09/03/2009 03:53 pm ET | Updated May 25, 2011

Four Health Care Reform Issues We Are Ignoring

Our current system of health care leaves 47 million Americans without insurance. Some of these people are recent college graduates who tend to be healthy but may still encounter high health costs if they break a leg or are in a car accident; others are working people who still can't afford health coverage and are vulnerable to all the accidents and illnesses that can befall any family. These people will eventually be seen by doctors if they get ill, but it will be in a hospital emergency room.

As a health and medical writer, here are four issues that are not always clearly explained when the potential changes in our health care system are discussed.

No one is well served when "garden variety" ailments must be addressed in an emergency room. There are three serious problems with this:

  • People who don't feel well but are not experiencing a health crisis clog up the emergency rooms and take the time of specially trained emergency personnel who need to be available to deal with true emergencies like strokes and heart attacks. People who aren't feeling well should have medical care, but it should be provided in an office or clinic setting, not in an ER, which is the most expensive setting for cure.
  • Unbeknownst to most people, we all pay for this type of walk-in "charity care." The uninsured person who comes to the hospital emergency room will be taken care of, but hospitals are not donating their services. They keep track of the numbers of people they see, and at the end of the year, each hospital will receive a proportionate payment from various state and federal agencies like the Hospital Indigent Care Pool in New York. Ultimately, we all pay for that care through our federal and state taxes.
  • If preventive care were available to more people, it could stave off many emergencies.

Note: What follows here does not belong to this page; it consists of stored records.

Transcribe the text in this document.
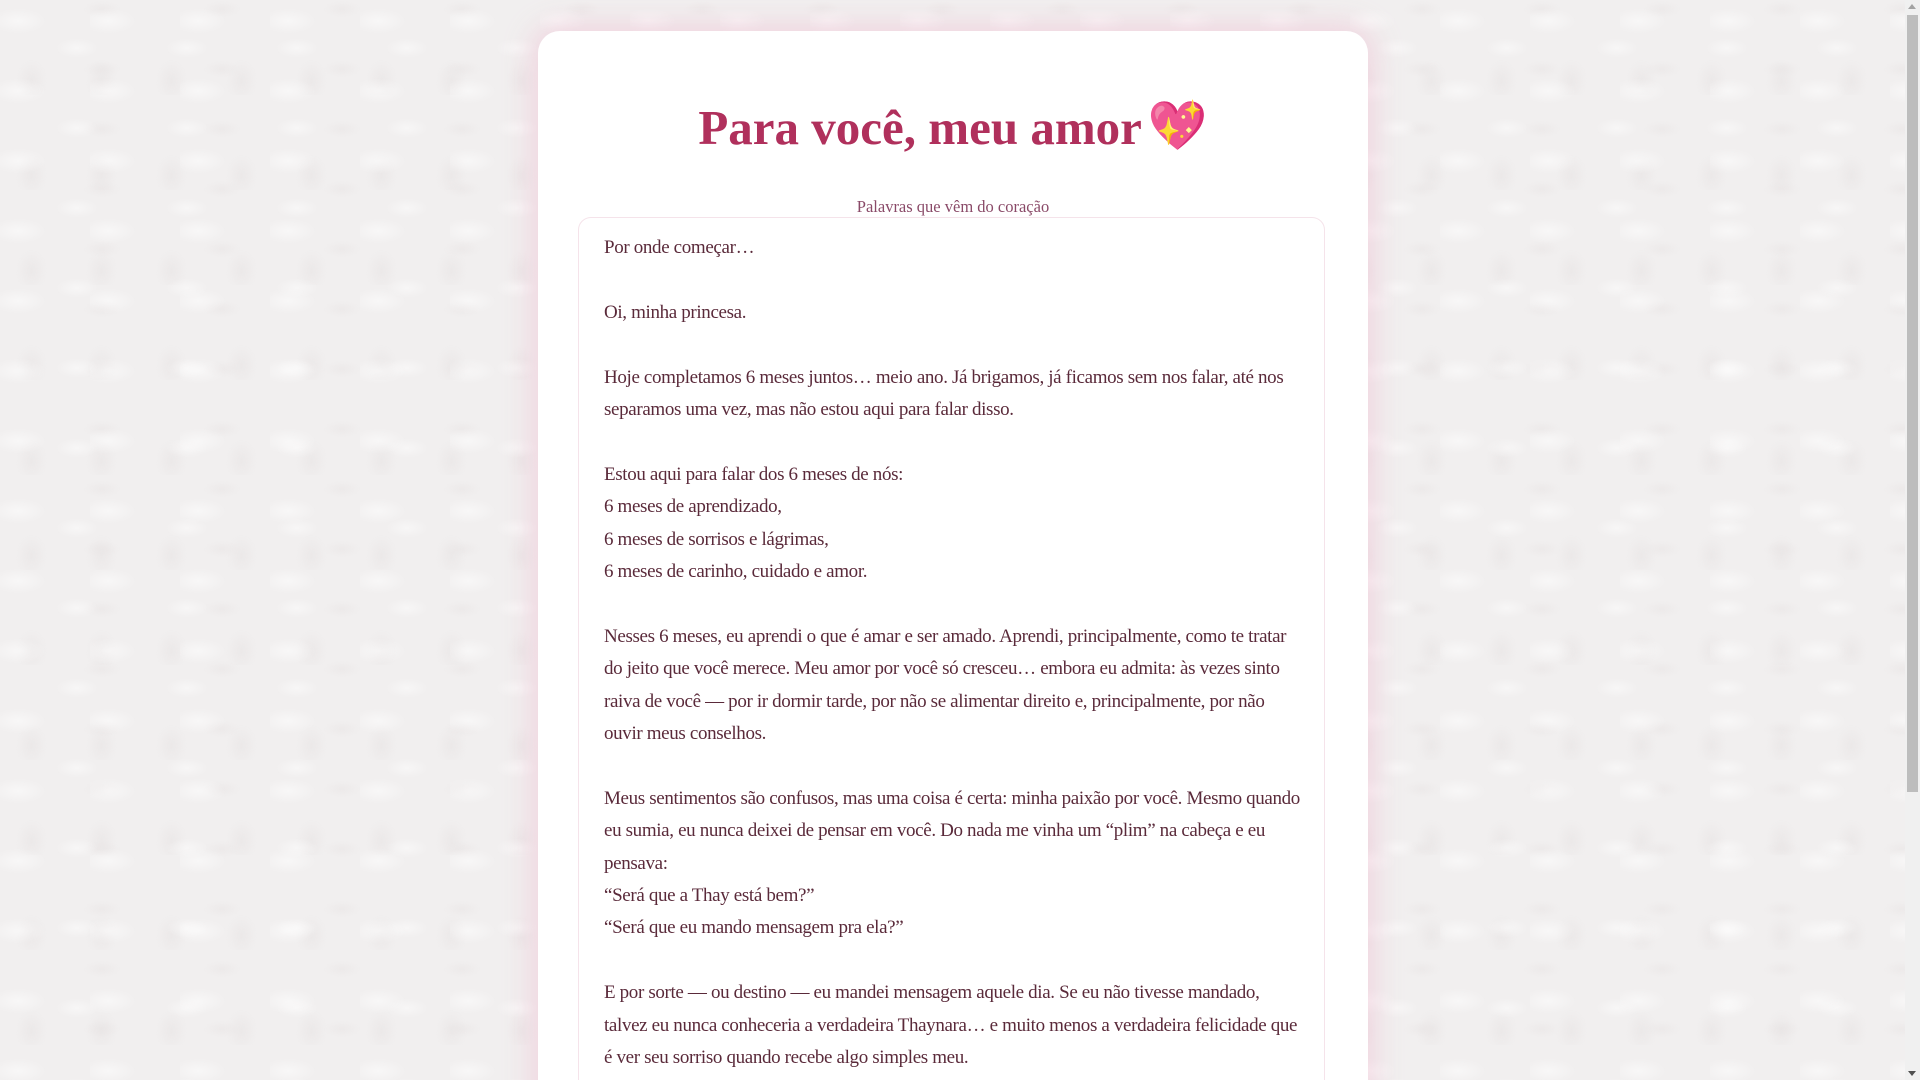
Para você, meu amor 💖

Palavras que vêm do coração

Por onde começar…

Oi, minha princesa.

Hoje completamos 6 meses juntos… meio ano. Já brigamos, já ficamos sem nos falar, até nos separamos uma vez, mas não estou aqui para falar disso.

Estou aqui para falar dos 6 meses de nós:
6 meses de aprendizado,
6 meses de sorrisos e lágrimas,
6 meses de carinho, cuidado e amor.

Nesses 6 meses, eu aprendi o que é amar e ser amado. Aprendi, principalmente, como te tratar do jeito que você merece. Meu amor por você só cresceu… embora eu admita: às vezes sinto raiva de você — por ir dormir tarde, por não se alimentar direito e, principalmente, por não ouvir meus conselhos.

Meus sentimentos são confusos, mas uma coisa é certa: minha paixão por você. Mesmo quando eu sumia, eu nunca deixei de pensar em você. Do nada me vinha um “plim” na cabeça e eu pensava:
“Será que a Thay está bem?”
“Será que eu mando mensagem pra ela?”

E por sorte — ou destino — eu mandei mensagem aquele dia. Se eu não tivesse mandado, talvez eu nunca conheceria a verdadeira Thaynara… e muito menos a verdadeira felicidade que é ver seu sorriso quando recebe algo simples meu.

Doctors say that a fraction of the children with asthma would be in emergency rooms if they were receiving appropriate medication regularly. Or consider an illness like diabetes. If the patient receives regular medical care, the cost of the disease involves regular medical visits and insulin injections. If the disease is not properly managed, the patient may require an amputation and rehabilitation in order to save his or her life. Wouldn't we rather establish a system that permits a diabetic to get insulin treatment than pay the bill when he has to have his foot amputated?

Anyone could find himself without insurance in our current system. Reform will improve this situation. Today fewer employers are offering full health benefits, and if you change jobs or are fired under our current system, your insurance ends shortly after your employment does. COBRA can be used to cover an interim period, but what if there's no "next job" in the span of time permitted for using COBRA? And anyone -- wealthy or poor, young or old -- with a pre-existing condition may find himself denied coverage, or if insurance is available, it is extremely costly.

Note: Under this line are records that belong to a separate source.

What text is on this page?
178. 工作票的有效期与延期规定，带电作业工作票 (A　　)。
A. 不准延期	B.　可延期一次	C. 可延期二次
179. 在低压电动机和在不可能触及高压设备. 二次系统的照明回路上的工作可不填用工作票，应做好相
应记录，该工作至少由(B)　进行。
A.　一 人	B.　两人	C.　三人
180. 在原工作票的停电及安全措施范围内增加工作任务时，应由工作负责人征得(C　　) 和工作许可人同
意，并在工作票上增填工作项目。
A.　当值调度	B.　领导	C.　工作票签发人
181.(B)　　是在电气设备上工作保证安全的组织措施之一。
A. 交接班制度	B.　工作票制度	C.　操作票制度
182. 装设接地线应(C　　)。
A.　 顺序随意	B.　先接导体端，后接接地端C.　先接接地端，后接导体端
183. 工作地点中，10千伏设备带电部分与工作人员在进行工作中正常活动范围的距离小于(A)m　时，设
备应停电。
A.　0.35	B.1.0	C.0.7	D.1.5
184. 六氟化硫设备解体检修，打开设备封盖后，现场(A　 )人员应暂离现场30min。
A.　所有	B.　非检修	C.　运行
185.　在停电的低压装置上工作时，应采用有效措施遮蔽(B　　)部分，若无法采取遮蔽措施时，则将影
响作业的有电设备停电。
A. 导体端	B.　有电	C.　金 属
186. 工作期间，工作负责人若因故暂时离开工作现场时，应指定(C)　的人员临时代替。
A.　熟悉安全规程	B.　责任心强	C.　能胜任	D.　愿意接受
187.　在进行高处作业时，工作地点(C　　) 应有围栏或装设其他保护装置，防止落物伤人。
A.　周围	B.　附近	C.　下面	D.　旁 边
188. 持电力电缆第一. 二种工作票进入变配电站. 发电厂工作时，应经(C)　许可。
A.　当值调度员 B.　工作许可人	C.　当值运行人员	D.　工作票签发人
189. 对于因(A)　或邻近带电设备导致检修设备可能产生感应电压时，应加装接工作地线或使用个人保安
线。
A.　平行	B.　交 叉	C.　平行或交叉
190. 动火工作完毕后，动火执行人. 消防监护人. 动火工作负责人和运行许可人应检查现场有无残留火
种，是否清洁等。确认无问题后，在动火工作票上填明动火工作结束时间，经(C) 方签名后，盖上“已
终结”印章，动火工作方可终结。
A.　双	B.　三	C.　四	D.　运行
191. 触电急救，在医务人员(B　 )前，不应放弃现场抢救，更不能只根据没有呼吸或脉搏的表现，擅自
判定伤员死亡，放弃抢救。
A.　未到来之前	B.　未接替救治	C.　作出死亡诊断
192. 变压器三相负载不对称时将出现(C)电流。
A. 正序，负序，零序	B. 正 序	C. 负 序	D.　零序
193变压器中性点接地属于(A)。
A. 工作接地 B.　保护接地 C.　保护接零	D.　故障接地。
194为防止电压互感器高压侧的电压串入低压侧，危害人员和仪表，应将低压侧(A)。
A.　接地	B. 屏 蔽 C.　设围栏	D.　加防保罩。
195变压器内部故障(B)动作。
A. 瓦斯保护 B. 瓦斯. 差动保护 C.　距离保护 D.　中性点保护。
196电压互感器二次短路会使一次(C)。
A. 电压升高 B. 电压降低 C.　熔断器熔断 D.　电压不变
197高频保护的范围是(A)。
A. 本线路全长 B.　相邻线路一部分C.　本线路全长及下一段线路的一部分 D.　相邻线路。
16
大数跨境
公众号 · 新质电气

Each patient should have the tests and the medications that are effective for his illness -- not the one the person read about on the Internet.
Some people complain "they want what they want" when it comes to diagnostic tests. Professor Archie Cochrane (1908-1988), a Briton, was the first person to advocate for evidence-based medicine. In the 1970s Cochrane wrote a book that espoused the need for a clear system to evaluate a condition. He recommended statistical reports on treatments to determine what method of cure is best suited for each particular patient. Of course, the person reading the statistics would be one's physician who could modify as he saw fit. What's wrong with providing a physician with the most helpful data and letting him decide which care is best?

Many diagnostic tests are not only costly but they are not risk-free. One physician recently noted that since actress Natasha Richardson's death after hitting her head on a ski slope, everyone with a bump on his head wants a CAT scan. To expose a patient to needless radiation as well as the potential side effects from the iodine-based contrast solution (used prior to a CAT scan) just because the patient is worried he might suffer Natasha's fate is flawed thinking. Your physician needs to balance the risk of a test with the reward of what might be learned. The teachable moment from Richardson's case is that if the ski patrol suggests someone be medically evaluated, then that person should see a doctor as soon as possible. It was the actress' decision to return to her hotel room that was the fatal mistake -- not the lack of a CAT scan.

Costs need to be restrained via a "public option." In all of the discussions about health care reform, everyone agrees that we need a method to rein in costs. The best hope we have for this is adding a "public option" -- an expanded version of the well-liked Medicare program. The public insurance option provides marketplace competition on both drugs and services, and it might successfully help bring down costs.

Early in our nation's history, education was not guaranteed for all, and now we wouldn't think of not providing schooling for all American children. The same should be true for health care.